New Microsoft Blog Sheds Light On Windows 8 Development, Project Goals

Microsoft's initial declaration that Windows 8 would run on ARM CPUs and early product demonstrations earned the nascent OS a great deal of attention. Since then, however, the company has remained largely silent on the features and capabilities of the new operating system, even as questions regarding the OS's support for legacy software, its UI, and Microsoft's preferred development frameworks all began to mount. The company has launched a new blog that's
meant to provide additional details, but its still holding its cards close.

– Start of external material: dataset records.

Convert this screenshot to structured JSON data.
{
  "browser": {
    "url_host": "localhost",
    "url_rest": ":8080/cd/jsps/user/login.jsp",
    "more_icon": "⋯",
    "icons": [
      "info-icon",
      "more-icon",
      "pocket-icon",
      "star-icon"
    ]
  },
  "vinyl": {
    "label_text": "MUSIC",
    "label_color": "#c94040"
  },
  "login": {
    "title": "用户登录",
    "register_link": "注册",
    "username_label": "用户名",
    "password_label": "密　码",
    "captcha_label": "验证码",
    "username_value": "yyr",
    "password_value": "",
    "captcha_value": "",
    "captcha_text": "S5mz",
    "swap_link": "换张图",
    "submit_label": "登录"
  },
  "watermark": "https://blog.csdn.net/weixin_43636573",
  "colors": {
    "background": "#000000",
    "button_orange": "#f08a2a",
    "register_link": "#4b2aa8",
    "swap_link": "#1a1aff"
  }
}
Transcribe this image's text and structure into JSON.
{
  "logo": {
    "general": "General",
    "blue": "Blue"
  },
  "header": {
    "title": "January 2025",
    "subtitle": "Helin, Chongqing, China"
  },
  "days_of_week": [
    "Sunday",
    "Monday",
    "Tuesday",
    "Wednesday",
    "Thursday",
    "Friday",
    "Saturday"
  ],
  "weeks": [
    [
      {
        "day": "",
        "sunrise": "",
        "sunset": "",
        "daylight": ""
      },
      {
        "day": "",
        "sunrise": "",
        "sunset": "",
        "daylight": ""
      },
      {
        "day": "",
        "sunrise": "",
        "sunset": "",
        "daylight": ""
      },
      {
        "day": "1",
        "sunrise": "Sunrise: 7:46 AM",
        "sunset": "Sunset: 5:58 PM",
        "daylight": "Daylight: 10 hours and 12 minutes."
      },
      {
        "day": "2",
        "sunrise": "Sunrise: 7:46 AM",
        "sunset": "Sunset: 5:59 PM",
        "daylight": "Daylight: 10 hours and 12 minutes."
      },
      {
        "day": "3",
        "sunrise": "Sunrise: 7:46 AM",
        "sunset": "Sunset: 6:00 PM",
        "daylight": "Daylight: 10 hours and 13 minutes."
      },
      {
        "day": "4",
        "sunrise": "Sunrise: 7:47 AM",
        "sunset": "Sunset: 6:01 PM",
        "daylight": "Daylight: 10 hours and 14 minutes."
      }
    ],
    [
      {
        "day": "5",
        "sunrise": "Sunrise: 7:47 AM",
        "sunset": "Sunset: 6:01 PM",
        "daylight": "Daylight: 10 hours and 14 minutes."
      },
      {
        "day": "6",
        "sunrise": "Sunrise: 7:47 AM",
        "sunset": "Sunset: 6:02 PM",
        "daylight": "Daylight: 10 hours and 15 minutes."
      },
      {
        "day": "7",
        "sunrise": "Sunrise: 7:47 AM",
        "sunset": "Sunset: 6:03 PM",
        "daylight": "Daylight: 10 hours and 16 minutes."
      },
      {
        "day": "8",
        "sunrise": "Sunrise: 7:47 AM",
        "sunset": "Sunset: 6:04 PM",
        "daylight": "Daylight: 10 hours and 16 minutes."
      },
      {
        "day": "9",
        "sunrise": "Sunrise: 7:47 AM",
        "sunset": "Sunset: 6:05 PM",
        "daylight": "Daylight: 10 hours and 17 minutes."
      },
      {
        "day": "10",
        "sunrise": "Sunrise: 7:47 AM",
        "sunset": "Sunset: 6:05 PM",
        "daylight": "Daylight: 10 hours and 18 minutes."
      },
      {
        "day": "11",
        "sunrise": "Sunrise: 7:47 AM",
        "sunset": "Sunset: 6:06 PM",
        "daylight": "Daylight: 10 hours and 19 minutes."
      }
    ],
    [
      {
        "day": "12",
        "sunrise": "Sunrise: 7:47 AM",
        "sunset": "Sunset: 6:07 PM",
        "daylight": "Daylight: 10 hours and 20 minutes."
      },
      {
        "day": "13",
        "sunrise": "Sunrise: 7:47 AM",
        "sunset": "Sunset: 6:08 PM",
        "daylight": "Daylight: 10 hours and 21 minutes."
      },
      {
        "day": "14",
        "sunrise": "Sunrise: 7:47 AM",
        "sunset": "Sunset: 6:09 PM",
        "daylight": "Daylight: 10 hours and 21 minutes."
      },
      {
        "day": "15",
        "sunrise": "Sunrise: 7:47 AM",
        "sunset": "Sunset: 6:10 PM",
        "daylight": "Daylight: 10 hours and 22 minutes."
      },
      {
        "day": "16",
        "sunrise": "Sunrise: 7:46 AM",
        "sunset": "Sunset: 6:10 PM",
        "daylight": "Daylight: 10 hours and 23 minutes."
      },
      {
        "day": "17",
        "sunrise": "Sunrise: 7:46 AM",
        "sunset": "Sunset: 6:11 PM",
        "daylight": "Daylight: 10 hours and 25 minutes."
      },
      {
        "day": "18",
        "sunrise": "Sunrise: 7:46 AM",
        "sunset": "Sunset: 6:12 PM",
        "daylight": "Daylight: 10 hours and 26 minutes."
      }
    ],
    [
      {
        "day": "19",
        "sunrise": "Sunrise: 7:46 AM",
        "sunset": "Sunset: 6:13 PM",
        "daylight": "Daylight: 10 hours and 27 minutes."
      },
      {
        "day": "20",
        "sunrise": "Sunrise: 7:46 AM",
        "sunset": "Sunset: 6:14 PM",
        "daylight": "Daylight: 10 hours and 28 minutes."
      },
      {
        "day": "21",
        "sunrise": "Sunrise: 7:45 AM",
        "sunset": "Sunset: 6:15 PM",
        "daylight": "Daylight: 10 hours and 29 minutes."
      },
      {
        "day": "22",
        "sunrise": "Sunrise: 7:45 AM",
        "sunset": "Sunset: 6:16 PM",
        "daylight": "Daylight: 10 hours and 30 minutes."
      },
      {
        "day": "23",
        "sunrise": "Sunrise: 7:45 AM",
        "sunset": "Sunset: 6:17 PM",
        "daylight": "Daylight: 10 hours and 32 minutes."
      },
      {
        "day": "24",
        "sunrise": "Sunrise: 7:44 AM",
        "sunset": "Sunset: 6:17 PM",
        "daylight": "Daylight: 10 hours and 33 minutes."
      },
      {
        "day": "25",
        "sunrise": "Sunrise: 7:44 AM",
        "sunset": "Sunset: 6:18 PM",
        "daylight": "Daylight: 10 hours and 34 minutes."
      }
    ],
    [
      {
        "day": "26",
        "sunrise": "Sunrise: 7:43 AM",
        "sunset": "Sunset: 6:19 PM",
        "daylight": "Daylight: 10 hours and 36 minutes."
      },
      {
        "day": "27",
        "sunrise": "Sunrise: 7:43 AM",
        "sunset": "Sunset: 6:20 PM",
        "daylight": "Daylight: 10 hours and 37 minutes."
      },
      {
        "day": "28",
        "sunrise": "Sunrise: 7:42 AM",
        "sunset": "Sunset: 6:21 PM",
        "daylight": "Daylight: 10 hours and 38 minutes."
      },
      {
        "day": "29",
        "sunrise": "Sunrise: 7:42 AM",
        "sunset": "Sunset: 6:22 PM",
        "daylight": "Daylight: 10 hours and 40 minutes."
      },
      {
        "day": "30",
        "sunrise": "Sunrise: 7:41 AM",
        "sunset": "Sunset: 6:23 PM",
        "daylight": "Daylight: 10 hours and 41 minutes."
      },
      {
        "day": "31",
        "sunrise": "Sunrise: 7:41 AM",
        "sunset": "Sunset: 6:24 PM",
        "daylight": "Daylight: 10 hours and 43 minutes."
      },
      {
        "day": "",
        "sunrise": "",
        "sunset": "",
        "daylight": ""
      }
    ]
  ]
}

Windows 8, according to Steven Sinofsky, "reimagines Windows." The author assures readers that Microsoft is fully committed to supporting the software and experience that's already been shipped around Windows 7, but writes:
so much has changed since Windows 95—the last time Windows was significantly overhauled—when the "desktop" metaphor was established. Today more than two out of three PCs are mobile (laptops, netbooks, notebooks, tablets, slates, convertibles, etc.). Nearly every PC is capable of wireless connectivity. Screen sizes range from under 10" to wall-sized screens and multiple HD screens. Storage has jumped from megabytes to terabytes and has moved up to the cloud. The appearance of touch-screen mobile phones with the rich capabilities they bring, have together changed the way we all view computing. Most of all, computing is much more focused on applications and on people than on the operating system itself or the data. These changes in the landscape motivate the most significant changes to Windows, from the chips to the experience.


The post goes on at some length regarding the goals and focus of the blog, but the meat of the news is encapsulated within the above. Microsoft is still being very careful with what it doesn't say, but the company's tailored statements continue to imply that Windows 8, for better or worse, will completely overhaul the Windows environment.
Real details will have to wait for Microsoft's BUILD conference next month. Backwards compatibility with Windows 7 and windows application environments is a safe bet--the company won't risk alienating everyone at the same time as it introduces support for a new CPU architecture--but questions about preferred development frameworks and the degree of UI customizability remain unanswered.